La poesia è intraducibile. Vero o falso?
Dryden nel ‘600 scrive che ci sono tre modi di tradurre la poesia: letteralmente, attraverso una parafrasi che conservi il senso oppure per imitazione, operando deliberatamente delle variazioni. È in questo terzo modo che Luciano Mazziotta si appropria della poesia di Rilke in Sonetti e Specchi ad Orfeo (Valigie Rosse, 2023): con una traduzione fedele dei primi versi fino ad arrivare ad un finale sconvolgente e completamente diverso da quello di partenza «anche se non sono originale, nessuno è originale». Mazziotta si confronta con un Rilke che a volte è addirittura stucchevole, melenso fino ad essere disgustoso, i cui sonetti vengono riflessi in specchi di prosa ritmata (a fronte) che fanno da commento ma che altro non sono che altre poesie, un altro modo di dialogare con l’autore e di metterlo (e mettersi) in discussione.
Bianca Tarozzi, grande traduttrice e grande poetessa (e forse è proprio questo il segreto) racconta che «tradurre la prosa è una galera, tradurre la poesia è una gioia, fa bene allo spirito, dà sollievo» proprio perché dà spazio alla creatività di chi traduce, permette la libertà di un dialogo tra autore e traduttore.
È un incontro, questo, in cui si ripresenta la morte con una certa insistenza, anche se non in un’ottica lugubre o inquietante, tutt’altro: «la funzione della poesia è parlare con i morti». C’è chi lo fa letteralmente attraverso sedute spiritiche come James Merrill; chi lo fa attraverso un’altra persona come Rilke; chi come Eliot sostiene che «i morti sono ciò che conosciamo» e «non sono affatto morti, non nella poesia»; chi come Emily Dickinson la morte la brama, ma sceglie anche di celebrare la vita; chi sceglie una poesia che racconti storie perché, come affermato da Tarozzi, «se racconti storie puoi fare dello humor mentre l’astrazione uccide il sentimento, e io non voglio mica morire disperata!».

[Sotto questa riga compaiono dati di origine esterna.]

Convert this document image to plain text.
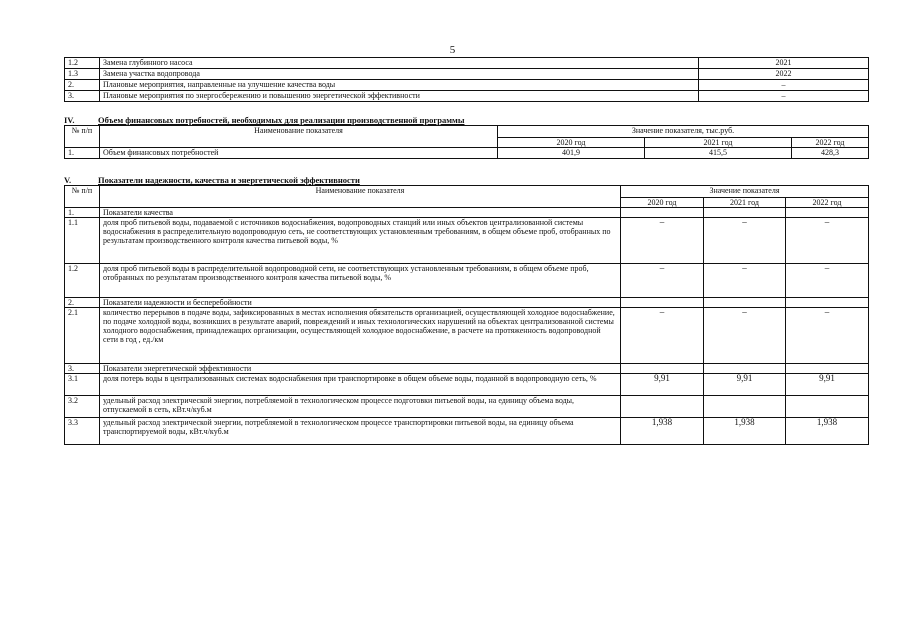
5
1.2	Замена глубинного насоса	2021
1.3	Замена участка водопровода	2022
2.	Плановые мероприятия, направленные на улучшение качества воды	–
3.	Плановые мероприятия по энергосбережению и повышению энергетической эффективности	–
IV.	Объем финансовых потребностей, необходимых для реализации производственной программы
№ п/п	Наименование показателя	Значение показателя, тыс.руб.		
		2020 год	2021 год	2022 год
1.	Объем финансовых потребностей	401,9	415,5	428,3
V.	Показатели надежности, качества и энергетической эффективности
№ п/п	Наименование показателя	Значение показателя		
		2020 год	2021 год	2022 год
1.	Показатели качества			
1.1	доля проб питьевой воды, подаваемой с источников водоснабжения, водопроводных станций или иных объектов централизованной системы водоснабжения в распределительную водопроводную сеть, не соответствующих установленным требованиям, в общем объеме проб, отобранных по результатам производственного контроля качества питьевой воды, %	–	–	–
1.2	доля проб питьевой воды в распределительной водопроводной сети, не соответствующих установленным требованиям, в общем объеме проб, отобранных по результатам производственного контроля качества питьевой воды, %	–	–	–
2.	Показатели надежности и бесперебойности			
2.1	количество перерывов в подаче воды, зафиксированных в местах исполнения обязательств организацией, осуществляющей холодное водоснабжение, по подаче холодной воды, возникших в результате аварий, повреждений и иных технологических нарушений на объектах централизованной системы холодного водоснабжения, принадлежащих организации, осуществляющей холодное водоснабжение, в расчете на протяженность водопроводной сети в год , ед./км	–	–	–
3.	Показатели энергетической эффективности			
3.1	доля потерь воды в централизованных системах водоснабжения при транспортировке в общем объеме воды, поданной в водопроводную сеть, %	9,91	9,91	9,91
3.2	удельный расход электрической энергии, потребляемой в технологическом процессе подготовки питьевой воды, на единицу объема воды, отпускаемой в сеть, кВт.ч/куб.м			
3.3	удельный расход электрической энергии, потребляемой в технологическом процессе транспортировки питьевой воды, на единицу объема транспортируемой воды, кВт.ч/куб.м	1,938	1,938	1,938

Ma anche «tradurre i morti è più facile che tradurre i vivi, perché i morti non si possono lamentare».
E quando nessuno si può lamentare, la poesia diventa un gioco in cui vale tutto, in cui ci si può allontanare tanto dal seminato, perché alla fine chi traduce cerca sempre un modo di comunicare, tanto con i lettori quanto con i poeti. Tanto con i vivi, quanto con i morti.